L’art est un soutien de l’Histoire

ÉTAPE 4: LA DÉPORTATION DE SRUL RUGER

© Ethel Buisson

Drancy, les chemins du récit

Savoir écrire en cohérence avec sa personnalité et dans le respect de sa vérité construite par l’expérience vécue justifie toute expression artistique: écriture, dessin, peinture, sculpture, musique, architecture, images. Arthur Koestler, Elie Wiesel, Primo Levi, Isaac Katznelson, Raoul Hilberg, David Olère, Felix Nusbaum, Arbit Blatas, Daniel Liebeskind, Claude Lanzmann, Samuel Fuller, Joseph Losey, Art Spiegel, Benjamin Fondane, ont été et sont encore des géants dans ces domaines. Ils ont vécu ou éprouvé la Shoah et l’ont exprimée dans les oeuvres où le monde a reconnu la Shoah et s’est reconnu.
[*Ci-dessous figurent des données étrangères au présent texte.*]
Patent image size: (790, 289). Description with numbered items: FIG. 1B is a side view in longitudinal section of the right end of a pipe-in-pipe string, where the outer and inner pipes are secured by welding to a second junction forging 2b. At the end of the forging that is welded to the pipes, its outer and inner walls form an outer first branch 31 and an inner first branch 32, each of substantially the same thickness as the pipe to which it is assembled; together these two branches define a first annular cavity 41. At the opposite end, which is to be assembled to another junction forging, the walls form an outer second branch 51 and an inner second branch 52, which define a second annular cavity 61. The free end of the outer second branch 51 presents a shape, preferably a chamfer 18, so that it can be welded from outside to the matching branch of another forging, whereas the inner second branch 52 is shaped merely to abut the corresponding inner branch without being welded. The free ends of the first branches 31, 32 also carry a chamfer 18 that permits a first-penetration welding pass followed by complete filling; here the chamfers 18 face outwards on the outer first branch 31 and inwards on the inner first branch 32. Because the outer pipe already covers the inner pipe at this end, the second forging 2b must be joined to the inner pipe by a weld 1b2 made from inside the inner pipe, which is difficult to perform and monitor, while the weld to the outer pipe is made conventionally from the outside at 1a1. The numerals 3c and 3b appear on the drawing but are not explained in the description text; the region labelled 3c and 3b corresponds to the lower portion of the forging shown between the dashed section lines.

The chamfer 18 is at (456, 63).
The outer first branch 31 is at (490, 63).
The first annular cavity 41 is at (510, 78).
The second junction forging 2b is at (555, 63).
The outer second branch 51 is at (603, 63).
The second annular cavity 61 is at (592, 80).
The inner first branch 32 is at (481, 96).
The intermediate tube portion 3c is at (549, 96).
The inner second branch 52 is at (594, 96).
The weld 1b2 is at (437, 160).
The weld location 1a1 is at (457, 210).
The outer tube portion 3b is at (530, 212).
Ils sont parmi les plus grands, mais ils sont entourés d’une foule presque innombrable de romanciers, mémorialistes, poètes, auteurs dramatiques, historiens, peintres, compositeurs, architectes, photographes et réalisateurs qui se sont attachés à décrire telle ou telle facette de cette oeuvre de mort massive qu’a été la Shoah. Et quel sujet ! Le peuple le plus ancien ayant traversé l’histoire, le peuple du Livre, du Dieu unique et de la Loi Morale, cible du peuple probablement le plus avancé techniquement, socialement et philosophiquement ; un peuple qui a trouvé dans tous les autres peuples du continent européen des complicités actives pour se débarrasser des juifs qui, à l’époque, étaient les seuls non-Chrétiens du continent, ou presque. Il est évident que certaines oeuvres sont insuffisantes, superficielles ou déviantes et qu’il faut exercer un esprit critique pour s’y confronter. Dans l’ensemble, l’art est un soutien de l’histoire; son pouvoir de choc influe sur la sensibilité du récepteur et l’aide à concevoir la signification de cette exceptionnelle tragédie qui ne cessera d’interpeller l’humanité.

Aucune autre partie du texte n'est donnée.